A monopolistically competitive industry is characterized by a: A. small number of firms producing similar products, with relatively easy entry for firms. B. large number of firms producing identical products, with relatively easy entry for firms. C. small number of firms producing identical products, with barriers to entry for firms. D. large number of firms producing similar products, with relatively easy entry for firms.

D

In an industry characterized by extensive economies of scale: A. small companies will drive out large companies. B. small and large companies are equally profitable. C. small companies are more profitable than large companies.
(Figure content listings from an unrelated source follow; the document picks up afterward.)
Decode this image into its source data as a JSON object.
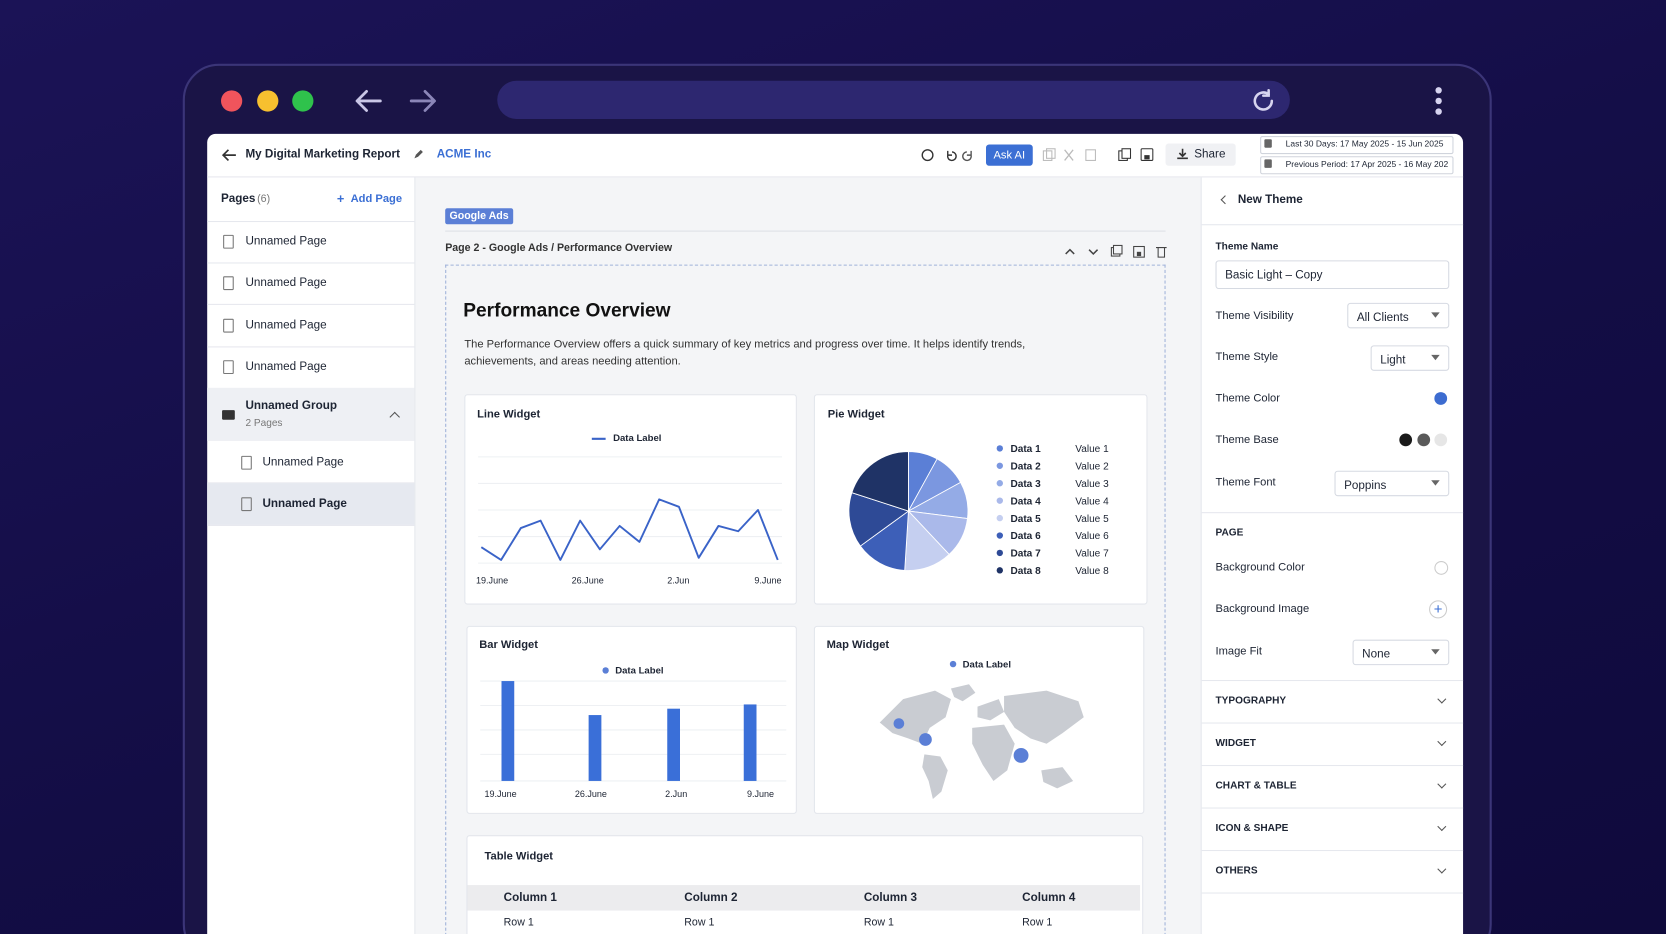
{
  "toolbar": {
    "report_title": "My Digital Marketing Report",
    "client": "ACME Inc",
    "ask_ai": "Ask AI",
    "share": "Share",
    "date_range": "Last 30 Days: 17 May 2025 - 15 Jun 2025",
    "previous_period": "Previous Period: 17 Apr 2025 - 16 May 202"
  },
  "sidebar": {
    "title": "Pages",
    "count": "(6)",
    "add_page": "Add Page",
    "pages": [
      "Unnamed Page",
      "Unnamed Page",
      "Unnamed Page",
      "Unnamed Page"
    ],
    "group": {
      "name": "Unnamed Group",
      "subtitle": "2 Pages",
      "pages": [
        "Unnamed Page",
        "Unnamed Page"
      ]
    }
  },
  "canvas": {
    "tag": "Google Ads",
    "breadcrumb": "Page 2 - Google Ads / Performance Overview",
    "heading": "Performance Overview",
    "description": [
      "The Performance Overview offers a quick summary of key metrics and progress over time. It helps identify trends,",
      "achievements, and areas needing attention."
    ],
    "line_widget": {
      "type": "line",
      "title": "Line Widget",
      "legend": "Data Label",
      "color": "#3a63c8",
      "x_labels": [
        "19.June",
        "26.June",
        "2.Jun",
        "9.June"
      ],
      "ylim": [
        0,
        100
      ],
      "values": [
        15,
        3,
        33,
        40,
        3,
        40,
        13,
        35,
        20,
        60,
        53,
        5,
        35,
        30,
        50,
        3
      ]
    },
    "pie_widget": {
      "type": "pie",
      "title": "Pie Widget",
      "labels": [
        "Data 1",
        "Data 2",
        "Data 3",
        "Data 4",
        "Data 5",
        "Data 6",
        "Data 7",
        "Data 8"
      ],
      "value_labels": [
        "Value 1",
        "Value 2",
        "Value 3",
        "Value 4",
        "Value 5",
        "Value 6",
        "Value 7",
        "Value 8"
      ],
      "values": [
        8,
        9,
        10,
        11,
        13,
        14,
        15,
        20
      ],
      "colors": [
        "#5b7fd6",
        "#7b97e0",
        "#94abe6",
        "#aab9ea",
        "#c5cff0",
        "#3d5fb8",
        "#2e4a96",
        "#1f3366"
      ]
    },
    "bar_widget": {
      "type": "bar",
      "title": "Bar Widget",
      "legend": "Data Label",
      "color": "#3a6fd8",
      "x_labels": [
        "19.June",
        "26.June",
        "2.Jun",
        "9.June"
      ],
      "ylim": [
        0,
        100
      ],
      "values": [
        94,
        62,
        68,
        72
      ]
    },
    "map_widget": {
      "title": "Map Widget",
      "legend": "Data Label"
    },
    "table_widget": {
      "title": "Table Widget",
      "columns": [
        "Column 1",
        "Column 2",
        "Column 3",
        "Column 4"
      ],
      "rows": [
        [
          "Row 1",
          "Row 1",
          "Row 1",
          "Row 1"
        ]
      ]
    }
  },
  "theme_panel": {
    "title": "New Theme",
    "name_label": "Theme Name",
    "name_value": "Basic Light – Copy",
    "visibility": {
      "label": "Theme Visibility",
      "value": "All Clients"
    },
    "style": {
      "label": "Theme Style",
      "value": "Light"
    },
    "color": {
      "label": "Theme Color"
    },
    "base": {
      "label": "Theme Base"
    },
    "font": {
      "label": "Theme Font",
      "value": "Poppins"
    },
    "page_section": "PAGE",
    "background_color": "Background Color",
    "background_image": "Background Image",
    "image_fit": {
      "label": "Image Fit",
      "value": "None"
    },
    "sections": [
      "TYPOGRAPHY",
      "WIDGET",
      "CHART & TABLE",
      "ICON & SHAPE",
      "OTHERS"
    ]
  }
}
D. large companies are more profitable than small companies.

D

In the short run, a perfectly competitive firm produces output and earns an economic profit if: A. P = ATC. B. P < AVC. C. AVC > P > ATC. D. P > ATC.

D

Marginal revenue for a monopolist is: A. equal to average revenue. B. equal to price. C. greater than price. D. less than price.

D

The GoSports Company is a profit-maximizing firm with a monopoly in the production of school team pennants. The firm sells its pennants for $10 each. We can conclude that GoSports is producing a level of output at which: A. marginal revenue equals $10. B. average total cost equals $10. C. average total cost is greater than $10. D. marginal cost equals marginal revenue.